Esta situación ha permitido que las autoridades, una  vez en el poder, tengan serios problemas para gobernar a parte de los técnicos que puedan escoger.  Una clase política debidamente organizada  está en las condiciones de negociar con los otros poderes fáticos que lleguen a la región. Pero las autoridades que ha tenido Cajamarca han sido fácilmente sometidas por los poderes económicos que, de hecho, ya no representaba a la mayoría que eligió en elecciones.

Del mismo modo, no tenemos una clase media capaz de enrumbar el destino económico de la región cajamarquina como lo tiene el sur del Perú. Los empresarios que existen y que se encuentran asociados en la Cámara de Comercio de Cajamarca no son más que intermediarios del gran capital minero que entró y viene entrando a la región. Cuando surgió el conflicto Conga, esos empresarios sintieron el problema de ser una clase empresarial intermediaria, sin ningún capital propio. No fueron capaces de crear y fortalecer sus mercados e interconectarlo con los otros mercados de otras regiones vecinas.

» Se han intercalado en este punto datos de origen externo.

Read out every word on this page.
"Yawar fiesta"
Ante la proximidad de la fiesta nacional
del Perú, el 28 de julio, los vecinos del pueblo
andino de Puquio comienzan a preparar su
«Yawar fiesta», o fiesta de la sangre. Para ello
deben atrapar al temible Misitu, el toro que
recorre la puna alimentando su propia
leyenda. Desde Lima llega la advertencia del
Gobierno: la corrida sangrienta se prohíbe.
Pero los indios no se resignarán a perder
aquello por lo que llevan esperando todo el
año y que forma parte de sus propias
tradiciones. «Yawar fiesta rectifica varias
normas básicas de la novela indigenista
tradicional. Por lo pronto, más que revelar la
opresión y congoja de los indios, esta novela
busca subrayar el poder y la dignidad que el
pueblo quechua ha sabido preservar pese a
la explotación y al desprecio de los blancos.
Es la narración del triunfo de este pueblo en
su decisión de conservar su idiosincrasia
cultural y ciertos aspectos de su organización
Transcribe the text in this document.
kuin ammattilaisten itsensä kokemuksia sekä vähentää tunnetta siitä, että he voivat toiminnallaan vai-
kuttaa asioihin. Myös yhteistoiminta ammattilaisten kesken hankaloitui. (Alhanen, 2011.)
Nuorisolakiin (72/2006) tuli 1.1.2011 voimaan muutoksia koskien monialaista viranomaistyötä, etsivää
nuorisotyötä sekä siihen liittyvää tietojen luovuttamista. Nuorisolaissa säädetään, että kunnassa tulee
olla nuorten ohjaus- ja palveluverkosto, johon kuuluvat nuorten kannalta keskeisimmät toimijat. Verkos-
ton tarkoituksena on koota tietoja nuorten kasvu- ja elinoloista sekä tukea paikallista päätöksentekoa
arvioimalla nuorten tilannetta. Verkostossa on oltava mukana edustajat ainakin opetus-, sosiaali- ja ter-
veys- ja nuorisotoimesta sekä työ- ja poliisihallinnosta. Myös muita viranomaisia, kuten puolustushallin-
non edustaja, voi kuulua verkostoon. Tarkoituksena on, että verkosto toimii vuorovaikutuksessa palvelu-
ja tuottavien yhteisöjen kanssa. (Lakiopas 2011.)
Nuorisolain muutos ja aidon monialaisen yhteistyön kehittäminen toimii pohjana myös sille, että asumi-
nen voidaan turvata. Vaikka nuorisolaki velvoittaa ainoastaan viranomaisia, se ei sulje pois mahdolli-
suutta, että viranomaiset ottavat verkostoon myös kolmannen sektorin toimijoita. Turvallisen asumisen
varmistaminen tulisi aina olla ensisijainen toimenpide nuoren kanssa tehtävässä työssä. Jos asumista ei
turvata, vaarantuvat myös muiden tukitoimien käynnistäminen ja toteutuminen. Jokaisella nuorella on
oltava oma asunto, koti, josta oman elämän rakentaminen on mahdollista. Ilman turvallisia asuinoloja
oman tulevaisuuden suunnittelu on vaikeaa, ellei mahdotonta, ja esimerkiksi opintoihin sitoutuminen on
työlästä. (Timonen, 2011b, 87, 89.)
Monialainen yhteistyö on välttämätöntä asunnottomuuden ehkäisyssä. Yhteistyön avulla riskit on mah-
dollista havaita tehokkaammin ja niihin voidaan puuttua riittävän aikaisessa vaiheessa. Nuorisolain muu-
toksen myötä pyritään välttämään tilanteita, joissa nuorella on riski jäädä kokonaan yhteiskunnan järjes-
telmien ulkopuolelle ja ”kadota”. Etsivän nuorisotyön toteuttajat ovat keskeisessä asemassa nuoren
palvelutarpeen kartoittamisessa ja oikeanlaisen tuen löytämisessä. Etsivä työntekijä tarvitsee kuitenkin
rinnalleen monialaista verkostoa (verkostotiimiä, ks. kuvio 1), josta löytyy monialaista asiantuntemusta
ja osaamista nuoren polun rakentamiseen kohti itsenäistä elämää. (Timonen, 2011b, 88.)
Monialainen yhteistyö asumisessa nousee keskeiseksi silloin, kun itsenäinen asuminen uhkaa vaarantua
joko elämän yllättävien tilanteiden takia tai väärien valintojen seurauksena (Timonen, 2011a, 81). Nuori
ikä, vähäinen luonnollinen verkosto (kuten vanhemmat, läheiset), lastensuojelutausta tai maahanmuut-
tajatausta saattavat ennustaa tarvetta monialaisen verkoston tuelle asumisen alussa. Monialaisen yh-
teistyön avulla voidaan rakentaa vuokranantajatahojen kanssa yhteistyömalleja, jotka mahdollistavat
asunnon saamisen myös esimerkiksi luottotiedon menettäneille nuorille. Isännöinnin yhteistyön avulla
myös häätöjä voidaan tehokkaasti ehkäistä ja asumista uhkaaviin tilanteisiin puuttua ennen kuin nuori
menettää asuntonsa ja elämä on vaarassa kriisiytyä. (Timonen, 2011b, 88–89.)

En este contexto se celebra el 03 de enero un año más de independencia de Cajamarca del centralismo costeño.  Si seguimos pensando y actuando igual como lo venimos haciendo, no nos queda otro camino que continuar viviendo en medio de los problemas y conflictos. Es hora que las instituciones se  fortalezcan  y las autoridades cambien de pensamiento.  Si los héroes del 03 de enero de 1854 lucharon contra la tiranía del centralismo trujillano y limeño, las autoridades de hoy deben de hacerlo contra la tiranía que ellos mismos pretender obviar: gobernar para poderes fácticos.